I've been cranky, moody and grumpy. My three favorite elves.

One of my favorite TV shows features someone else who is frequently in the same mood. It's a travel show featuring a New York chef who's narcissistic, misanthropic, atheistic and in may ways generally unpleasant. Oh, and he hates vegetarians. Sounds like he and I would get along famously. (What's really funny is re-reading that description, it sounds like a description that would match a few of my closest friends!)

In a recent show on French Polynesia, Bourdain followed the travels of the painter Paul Gauguin. I've never really liked Gauguin, don't really know why. I've seen a bunch of his stuff at the Art Institute, It's nice, great colors, interesting subject, but it never really excited me.
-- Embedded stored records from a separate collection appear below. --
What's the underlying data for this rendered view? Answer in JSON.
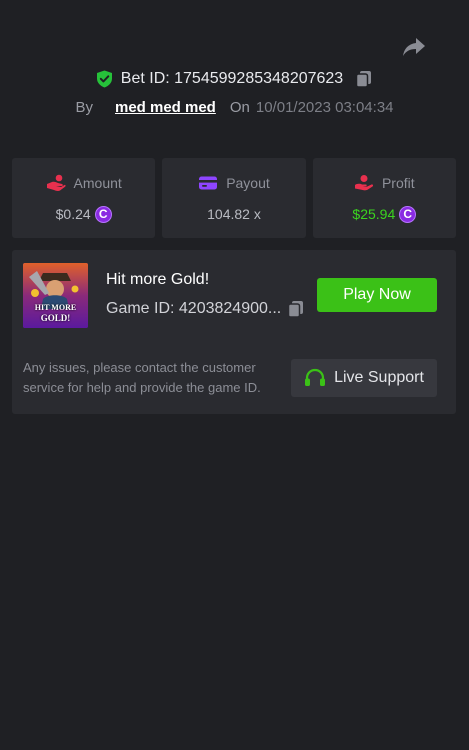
{
  "bet": {
    "label": "Bet ID: 1754599285348207623",
    "by_label": "By",
    "username": "med med med",
    "on_label": "On",
    "datetime": "10/01/2023 03:04:34"
  },
  "stats": {
    "amount": {
      "label": "Amount",
      "value": "$0.24"
    },
    "payout": {
      "label": "Payout",
      "value": "104.82 x"
    },
    "profit": {
      "label": "Profit",
      "value": "$25.94"
    },
    "coin_symbol": "C"
  },
  "game": {
    "title": "Hit more Gold!",
    "id_text": "Game ID: 4203824900...",
    "play_label": "Play Now",
    "thumb_text_line1": "HIT MORE",
    "thumb_text_line2": "GOLD!"
  },
  "support": {
    "help_text": "Any issues, please contact the customer service for help and provide the game ID.",
    "button_label": "Live Support"
  },
  "colors": {
    "background": "#1f2024",
    "card": "#2a2b30",
    "accent_green": "#3bc117",
    "profit_green": "#3bd41f",
    "coin_purple": "#8a2be2"
  },
  "icons": {
    "share": "share-icon",
    "shield": "shield-check-icon",
    "copy": "copy-icon",
    "amount": "hand-coins-icon",
    "payout": "card-icon",
    "profit": "hand-money-icon",
    "support": "headset-icon"
  }
}
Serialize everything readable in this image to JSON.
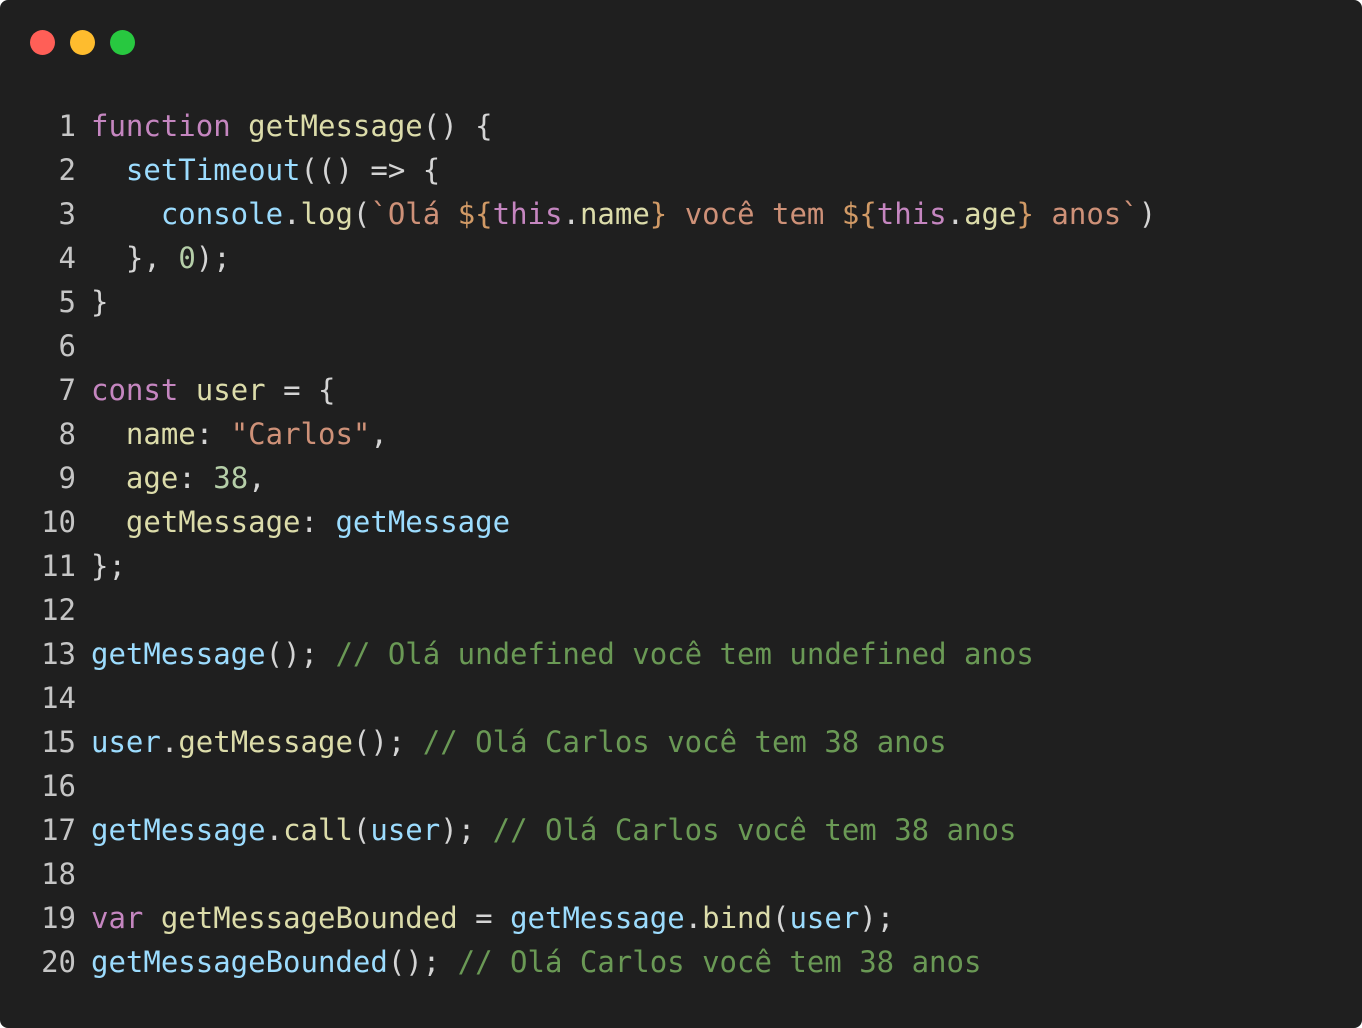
{
  "window": {
    "controls": {
      "close_color": "#ff5f57",
      "minimize_color": "#febc2e",
      "maximize_color": "#28c840"
    }
  },
  "editor": {
    "lines": [
      {
        "num": "1",
        "tokens": [
          [
            "kw",
            "function"
          ],
          [
            "pl",
            " "
          ],
          [
            "fn",
            "getMessage"
          ],
          [
            "pl",
            "() {"
          ]
        ]
      },
      {
        "num": "2",
        "tokens": [
          [
            "pl",
            "  "
          ],
          [
            "vr",
            "setTimeout"
          ],
          [
            "pl",
            "(() => {"
          ]
        ]
      },
      {
        "num": "3",
        "tokens": [
          [
            "pl",
            "    "
          ],
          [
            "vr",
            "console"
          ],
          [
            "pl",
            "."
          ],
          [
            "fn",
            "log"
          ],
          [
            "pl",
            "("
          ],
          [
            "str",
            "`Olá "
          ],
          [
            "dl",
            "${"
          ],
          [
            "th",
            "this"
          ],
          [
            "pl",
            "."
          ],
          [
            "fn",
            "name"
          ],
          [
            "dl",
            "}"
          ],
          [
            "str",
            " você tem "
          ],
          [
            "dl",
            "${"
          ],
          [
            "th",
            "this"
          ],
          [
            "pl",
            "."
          ],
          [
            "fn",
            "age"
          ],
          [
            "dl",
            "}"
          ],
          [
            "str",
            " anos`"
          ],
          [
            "pl",
            ")"
          ]
        ]
      },
      {
        "num": "4",
        "tokens": [
          [
            "pl",
            "  }, "
          ],
          [
            "num",
            "0"
          ],
          [
            "pl",
            ");"
          ]
        ]
      },
      {
        "num": "5",
        "tokens": [
          [
            "pl",
            "}"
          ]
        ]
      },
      {
        "num": "6",
        "tokens": []
      },
      {
        "num": "7",
        "tokens": [
          [
            "kw",
            "const"
          ],
          [
            "pl",
            " "
          ],
          [
            "fn",
            "user"
          ],
          [
            "pl",
            " = {"
          ]
        ]
      },
      {
        "num": "8",
        "tokens": [
          [
            "pl",
            "  "
          ],
          [
            "fn",
            "name"
          ],
          [
            "pl",
            ": "
          ],
          [
            "str",
            "\"Carlos\""
          ],
          [
            "pl",
            ","
          ]
        ]
      },
      {
        "num": "9",
        "tokens": [
          [
            "pl",
            "  "
          ],
          [
            "fn",
            "age"
          ],
          [
            "pl",
            ": "
          ],
          [
            "num",
            "38"
          ],
          [
            "pl",
            ","
          ]
        ]
      },
      {
        "num": "10",
        "tokens": [
          [
            "pl",
            "  "
          ],
          [
            "fn",
            "getMessage"
          ],
          [
            "pl",
            ": "
          ],
          [
            "vr",
            "getMessage"
          ]
        ]
      },
      {
        "num": "11",
        "tokens": [
          [
            "pl",
            "};"
          ]
        ]
      },
      {
        "num": "12",
        "tokens": []
      },
      {
        "num": "13",
        "tokens": [
          [
            "vr",
            "getMessage"
          ],
          [
            "pl",
            "(); "
          ],
          [
            "cm",
            "// Olá undefined você tem undefined anos"
          ]
        ]
      },
      {
        "num": "14",
        "tokens": []
      },
      {
        "num": "15",
        "tokens": [
          [
            "vr",
            "user"
          ],
          [
            "pl",
            "."
          ],
          [
            "fn",
            "getMessage"
          ],
          [
            "pl",
            "(); "
          ],
          [
            "cm",
            "// Olá Carlos você tem 38 anos"
          ]
        ]
      },
      {
        "num": "16",
        "tokens": []
      },
      {
        "num": "17",
        "tokens": [
          [
            "vr",
            "getMessage"
          ],
          [
            "pl",
            "."
          ],
          [
            "fn",
            "call"
          ],
          [
            "pl",
            "("
          ],
          [
            "vr",
            "user"
          ],
          [
            "pl",
            "); "
          ],
          [
            "cm",
            "// Olá Carlos você tem 38 anos"
          ]
        ]
      },
      {
        "num": "18",
        "tokens": []
      },
      {
        "num": "19",
        "tokens": [
          [
            "kw",
            "var"
          ],
          [
            "pl",
            " "
          ],
          [
            "fn",
            "getMessageBounded"
          ],
          [
            "pl",
            " = "
          ],
          [
            "vr",
            "getMessage"
          ],
          [
            "pl",
            "."
          ],
          [
            "fn",
            "bind"
          ],
          [
            "pl",
            "("
          ],
          [
            "vr",
            "user"
          ],
          [
            "pl",
            ");"
          ]
        ]
      },
      {
        "num": "20",
        "tokens": [
          [
            "vr",
            "getMessageBounded"
          ],
          [
            "pl",
            "(); "
          ],
          [
            "cm",
            "// Olá Carlos você tem 38 anos"
          ]
        ]
      }
    ]
  }
}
In the show, Bourdain travels to the Marguesas Islands. He meets with some of the indigenous Maori. His guide gives him a tour of some archaeological sites on the island. The guide shows Bourdain some wonderful stone statues that sat in the temples. Of course, they had been damaged and many destroyed by the Christian missionaries that came to save the souls of the heathens.
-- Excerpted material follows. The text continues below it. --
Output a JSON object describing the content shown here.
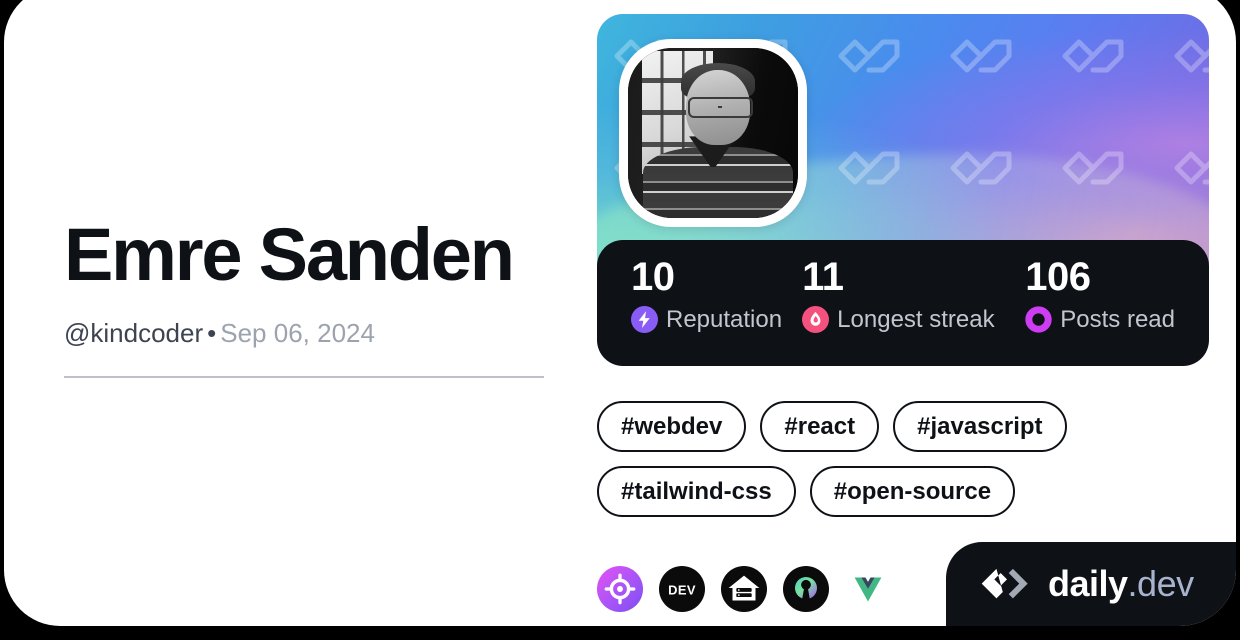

Gauguin is alternately described in the episode by Bourdain as a "dope fiend" "syphilitic" "pederast" "transvestite" and a few other things I choose not to remember. Yet Gauguin, who wouldn't even be allowed in the front door many churches then or today, recognized, and captured the inherent divinity of what surrounded him. The missionaries tried only to destroy what surrounded them in order to replace it with their own version. As a result, 95% of the indigenous population was wiped out by disease or violence. Fortunately, we have the work of as, Bourdain described him, "a cranky, syphilitic, pederast," to remind us of the beauty of God's creation. Isn't it funny that the artist preserved the divine which the church had tried to destroy?
Paul Gauguin
Day of the God (Mahana no Atua)
1894
O
il on canvas
26 7/8 x 36 in. (68.3 x 91.5 cm)
Art Institute of Chicago
W
ildenstein Gauguin 1964 513 Helen Birch Bartlett Memorial Collection
1926.198
Medieval to Modern European Painting and Sculpture
Gallery 234b

2 comments:

Brett Hendrickson said...

Anthony Bourdain is a treat--he has a real way with words, especially naughty ones. Interesting point about the dissolute Gauguin and his images of Polynesia.

comcats said...

Just watched the Bourdain Polynesia episode and he referred to Gauguin a grumpy pedarast and a syphalitic. Apparantly Gauguin traveled a lot to get away from local jurisdictions. He was a very naughty man.